As the system governor, you can determine the rules: Who can join the list, or can anyone be invited or sign up? Can anyone reply to a thread, and does it go out to all the others? Are messages in plain text? Will you allow the sharing of pictures? Questions like these will be yours to answer.
A ragtag band of weirdos and strangers
Speaking of plain text, has it ever occurred to you that Twitter is actually foolish? Specifically, it's little more than an RSS feed, and if Twitter has several thousand engineers, they must focus on something more than just facilitating the exchange of text strings.
Twtxt took this notion and produced a text-file specification representing the texts or microblogs you send and receive. Using the included command line program, you can easily follow, unfollow, and post – but these will be published to a simple text file that you can publish anywhere or ideally hosted on a server of your own. You can install and bootstrap your node in minutes, or use Yarn.social or Twtxt.net for a fancier one-click experience.
If you want more flexibility out of the box and a feature set that mirrors our overlords, you might set your sights on Pleroma, a Twitter clone that can be federated with other web apps like Mastodon and many others. The instance you launch can be a private space for chosen poasters, or you can immediately click it into a network of networks and communicate far and wide.
Or maybe you want to try something a little farther out there, something at the bleeding edge, where everyone you find will seem like a peer. Indeed, on Urbit, they will be a peer as each user operates their server behind the scenes and connects through a federated system.
Whether it's posting and chatting, sending and receiving cryptocurrency, publishing on a hypertext canvas limited only by your imagination, or running other decentralized apps, we will have much more to say on Urbit in future articles. If you'd like a planet (or identity) of your own to try it out, members can drop us a line in the RETURN channel. There are also a number of specialized hosts to help you get started.
Writers and their acolytes
If, in the end, you wish to be a star or distribute your samizdat in a one-to-many fashion, you can elect to start a Substack or use an open-source alternative like Ghost or WordPress. These platforms encourage a longer-form transmission in the form of essays and manifestos. Ghost is notable for enabling simple monetization of content hosted on your server – without the fees associated with Substack – while WordPress will allow you to build a fuller ecosystem to your exact specifications.

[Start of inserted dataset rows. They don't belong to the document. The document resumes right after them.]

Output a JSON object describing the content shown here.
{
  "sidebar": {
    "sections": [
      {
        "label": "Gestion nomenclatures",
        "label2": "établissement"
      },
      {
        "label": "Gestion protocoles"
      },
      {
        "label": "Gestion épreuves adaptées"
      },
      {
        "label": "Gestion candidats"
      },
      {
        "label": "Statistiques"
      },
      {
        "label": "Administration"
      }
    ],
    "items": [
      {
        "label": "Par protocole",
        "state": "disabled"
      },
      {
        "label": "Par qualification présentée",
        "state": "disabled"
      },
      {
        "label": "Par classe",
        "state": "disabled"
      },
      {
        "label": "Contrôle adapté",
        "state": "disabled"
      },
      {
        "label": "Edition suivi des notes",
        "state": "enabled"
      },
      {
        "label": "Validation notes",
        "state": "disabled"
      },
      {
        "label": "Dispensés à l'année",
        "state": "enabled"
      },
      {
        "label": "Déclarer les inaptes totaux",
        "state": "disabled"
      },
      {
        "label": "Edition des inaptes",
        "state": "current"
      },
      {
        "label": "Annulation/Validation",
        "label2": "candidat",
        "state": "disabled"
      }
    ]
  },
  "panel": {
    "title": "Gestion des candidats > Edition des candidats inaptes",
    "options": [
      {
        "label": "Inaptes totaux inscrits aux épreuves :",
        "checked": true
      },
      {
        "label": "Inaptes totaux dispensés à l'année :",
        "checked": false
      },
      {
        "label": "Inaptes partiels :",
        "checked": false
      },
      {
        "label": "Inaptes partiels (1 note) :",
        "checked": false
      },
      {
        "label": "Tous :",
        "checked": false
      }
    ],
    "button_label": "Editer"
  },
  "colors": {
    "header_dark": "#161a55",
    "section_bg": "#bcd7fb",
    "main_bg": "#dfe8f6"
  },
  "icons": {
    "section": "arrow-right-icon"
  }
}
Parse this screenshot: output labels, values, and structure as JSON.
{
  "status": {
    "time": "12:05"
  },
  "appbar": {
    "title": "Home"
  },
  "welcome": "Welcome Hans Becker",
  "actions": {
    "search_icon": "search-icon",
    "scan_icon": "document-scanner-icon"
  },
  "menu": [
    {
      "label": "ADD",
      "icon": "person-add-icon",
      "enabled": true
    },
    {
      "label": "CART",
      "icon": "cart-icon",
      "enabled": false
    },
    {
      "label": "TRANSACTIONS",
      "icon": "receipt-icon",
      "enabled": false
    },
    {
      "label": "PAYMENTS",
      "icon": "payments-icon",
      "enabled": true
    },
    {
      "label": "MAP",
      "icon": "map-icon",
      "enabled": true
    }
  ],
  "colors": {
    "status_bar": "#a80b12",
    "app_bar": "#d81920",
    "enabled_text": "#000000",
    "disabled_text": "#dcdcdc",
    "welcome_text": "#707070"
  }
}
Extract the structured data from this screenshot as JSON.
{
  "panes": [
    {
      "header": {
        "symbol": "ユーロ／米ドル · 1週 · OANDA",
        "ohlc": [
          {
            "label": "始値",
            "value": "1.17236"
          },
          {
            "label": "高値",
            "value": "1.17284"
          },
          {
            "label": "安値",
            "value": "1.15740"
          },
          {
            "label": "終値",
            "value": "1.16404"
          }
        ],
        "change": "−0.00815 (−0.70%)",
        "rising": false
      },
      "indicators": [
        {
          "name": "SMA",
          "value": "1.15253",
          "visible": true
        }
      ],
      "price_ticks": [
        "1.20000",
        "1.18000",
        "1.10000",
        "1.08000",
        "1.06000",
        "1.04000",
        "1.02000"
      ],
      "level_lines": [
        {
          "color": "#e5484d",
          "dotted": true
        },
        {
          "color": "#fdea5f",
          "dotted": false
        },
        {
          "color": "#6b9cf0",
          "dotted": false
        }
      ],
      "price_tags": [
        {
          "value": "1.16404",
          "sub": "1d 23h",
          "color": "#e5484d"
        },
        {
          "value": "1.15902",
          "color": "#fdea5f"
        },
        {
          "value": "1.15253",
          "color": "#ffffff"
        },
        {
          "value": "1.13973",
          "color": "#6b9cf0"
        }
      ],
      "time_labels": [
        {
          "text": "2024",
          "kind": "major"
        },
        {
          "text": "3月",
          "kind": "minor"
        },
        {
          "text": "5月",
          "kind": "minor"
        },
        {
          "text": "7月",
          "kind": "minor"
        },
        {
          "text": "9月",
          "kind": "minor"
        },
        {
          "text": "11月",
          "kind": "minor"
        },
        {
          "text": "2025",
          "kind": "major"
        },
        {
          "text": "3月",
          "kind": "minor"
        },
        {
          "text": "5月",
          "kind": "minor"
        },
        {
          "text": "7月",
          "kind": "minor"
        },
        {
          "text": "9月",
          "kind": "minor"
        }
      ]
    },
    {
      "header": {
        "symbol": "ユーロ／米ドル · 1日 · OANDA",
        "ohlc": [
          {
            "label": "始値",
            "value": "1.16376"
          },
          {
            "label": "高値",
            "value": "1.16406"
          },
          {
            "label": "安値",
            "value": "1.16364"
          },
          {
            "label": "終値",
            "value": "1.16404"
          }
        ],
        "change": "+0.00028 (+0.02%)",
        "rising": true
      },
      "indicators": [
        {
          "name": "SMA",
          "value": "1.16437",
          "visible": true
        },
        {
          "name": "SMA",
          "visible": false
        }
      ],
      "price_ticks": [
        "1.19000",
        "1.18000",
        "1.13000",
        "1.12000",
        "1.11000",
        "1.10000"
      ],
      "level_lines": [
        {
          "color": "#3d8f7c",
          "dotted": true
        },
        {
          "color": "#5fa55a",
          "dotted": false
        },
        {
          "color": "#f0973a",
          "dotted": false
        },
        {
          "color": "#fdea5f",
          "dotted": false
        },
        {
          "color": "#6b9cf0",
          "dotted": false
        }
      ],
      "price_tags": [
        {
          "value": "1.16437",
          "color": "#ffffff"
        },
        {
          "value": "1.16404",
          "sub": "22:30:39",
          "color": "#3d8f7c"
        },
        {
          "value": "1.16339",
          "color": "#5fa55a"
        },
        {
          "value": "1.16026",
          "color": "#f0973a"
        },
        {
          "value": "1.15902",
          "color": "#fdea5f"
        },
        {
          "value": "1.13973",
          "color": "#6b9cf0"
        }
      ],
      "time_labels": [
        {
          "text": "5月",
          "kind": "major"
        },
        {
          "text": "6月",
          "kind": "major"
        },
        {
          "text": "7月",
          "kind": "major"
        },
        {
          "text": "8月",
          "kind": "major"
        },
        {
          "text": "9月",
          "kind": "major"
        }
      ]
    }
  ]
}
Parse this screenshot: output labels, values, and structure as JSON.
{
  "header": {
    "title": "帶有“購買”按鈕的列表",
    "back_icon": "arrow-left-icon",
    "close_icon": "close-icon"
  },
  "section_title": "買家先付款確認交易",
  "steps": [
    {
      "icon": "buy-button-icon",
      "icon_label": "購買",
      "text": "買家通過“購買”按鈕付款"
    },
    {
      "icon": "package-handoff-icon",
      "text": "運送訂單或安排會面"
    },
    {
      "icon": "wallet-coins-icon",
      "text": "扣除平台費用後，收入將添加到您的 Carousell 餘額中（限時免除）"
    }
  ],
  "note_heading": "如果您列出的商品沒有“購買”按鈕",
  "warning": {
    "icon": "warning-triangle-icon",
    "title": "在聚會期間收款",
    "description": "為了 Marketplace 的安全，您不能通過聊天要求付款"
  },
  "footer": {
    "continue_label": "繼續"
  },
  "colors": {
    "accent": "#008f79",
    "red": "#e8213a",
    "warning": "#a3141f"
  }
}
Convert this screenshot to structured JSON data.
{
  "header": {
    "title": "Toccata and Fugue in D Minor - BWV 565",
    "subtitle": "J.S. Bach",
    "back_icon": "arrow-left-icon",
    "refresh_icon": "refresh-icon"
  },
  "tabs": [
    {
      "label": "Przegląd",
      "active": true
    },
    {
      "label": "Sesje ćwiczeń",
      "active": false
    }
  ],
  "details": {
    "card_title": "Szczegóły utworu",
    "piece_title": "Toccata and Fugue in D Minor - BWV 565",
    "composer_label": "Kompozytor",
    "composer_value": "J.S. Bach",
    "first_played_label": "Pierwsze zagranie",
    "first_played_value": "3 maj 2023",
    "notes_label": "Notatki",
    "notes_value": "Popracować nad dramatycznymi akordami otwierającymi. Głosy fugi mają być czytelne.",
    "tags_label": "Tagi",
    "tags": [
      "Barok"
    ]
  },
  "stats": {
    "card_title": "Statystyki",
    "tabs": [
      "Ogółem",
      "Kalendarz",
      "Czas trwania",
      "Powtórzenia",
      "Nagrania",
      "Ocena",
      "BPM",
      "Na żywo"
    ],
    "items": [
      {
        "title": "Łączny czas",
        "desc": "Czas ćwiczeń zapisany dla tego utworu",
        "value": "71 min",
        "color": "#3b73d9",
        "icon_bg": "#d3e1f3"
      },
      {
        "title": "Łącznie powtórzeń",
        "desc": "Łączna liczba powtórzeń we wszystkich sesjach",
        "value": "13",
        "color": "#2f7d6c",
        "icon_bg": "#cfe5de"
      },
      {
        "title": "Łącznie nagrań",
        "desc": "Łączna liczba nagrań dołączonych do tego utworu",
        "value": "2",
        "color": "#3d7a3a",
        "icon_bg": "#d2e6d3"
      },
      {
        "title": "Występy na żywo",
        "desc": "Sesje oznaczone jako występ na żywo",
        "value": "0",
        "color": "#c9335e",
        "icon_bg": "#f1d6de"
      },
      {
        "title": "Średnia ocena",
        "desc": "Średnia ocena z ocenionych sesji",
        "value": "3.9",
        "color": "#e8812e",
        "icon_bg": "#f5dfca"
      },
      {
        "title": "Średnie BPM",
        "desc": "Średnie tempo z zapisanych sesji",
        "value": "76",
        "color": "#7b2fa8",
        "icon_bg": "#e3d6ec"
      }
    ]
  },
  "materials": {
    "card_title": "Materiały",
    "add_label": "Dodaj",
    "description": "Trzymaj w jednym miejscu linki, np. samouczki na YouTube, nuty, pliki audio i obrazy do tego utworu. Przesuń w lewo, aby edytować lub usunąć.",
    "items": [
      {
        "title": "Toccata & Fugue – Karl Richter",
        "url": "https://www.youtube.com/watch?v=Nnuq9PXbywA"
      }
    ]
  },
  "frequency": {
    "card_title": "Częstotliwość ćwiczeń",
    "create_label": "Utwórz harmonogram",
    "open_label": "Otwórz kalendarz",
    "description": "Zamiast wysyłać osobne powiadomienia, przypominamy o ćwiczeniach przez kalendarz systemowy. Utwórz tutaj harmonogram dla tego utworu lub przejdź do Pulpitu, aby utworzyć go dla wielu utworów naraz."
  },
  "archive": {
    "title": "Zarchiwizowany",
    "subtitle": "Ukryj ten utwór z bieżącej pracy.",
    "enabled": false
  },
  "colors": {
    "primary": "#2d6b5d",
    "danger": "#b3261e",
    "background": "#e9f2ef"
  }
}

Depending on your audience and its size, eschew a traditional comments section and integrate it with a live community web app. Useful as well on its own, software like Mattermost or Rocket.chat can form the basis of any community, enabling real-time communication while rejecting the centralization of Slack or its emo cousin, Discord.
If you wish to cultivate an interactive experience, modern forum software like Discourse may be just the ticket.
Joining other independent communities
Twenty years ago, the webring was a means of signaling one's membership in some ephemeral circle and a means by which users might discover other blogs of interest. A virtuous circle of traffic exchanged between blogs to and fro constituted a tide that lifted many boats. This primitive still exists online and off and always will.
A key task of any nascent community leader is to find other communities to interface with and form mutually beneficial relationships that result in more exposure to both. No one will be impressed if you enter another community only to tout your own, so be mindful of your host, be interested in what they're doing, and engage them with integrity. You should be looking for complementary networks and communities, not competition.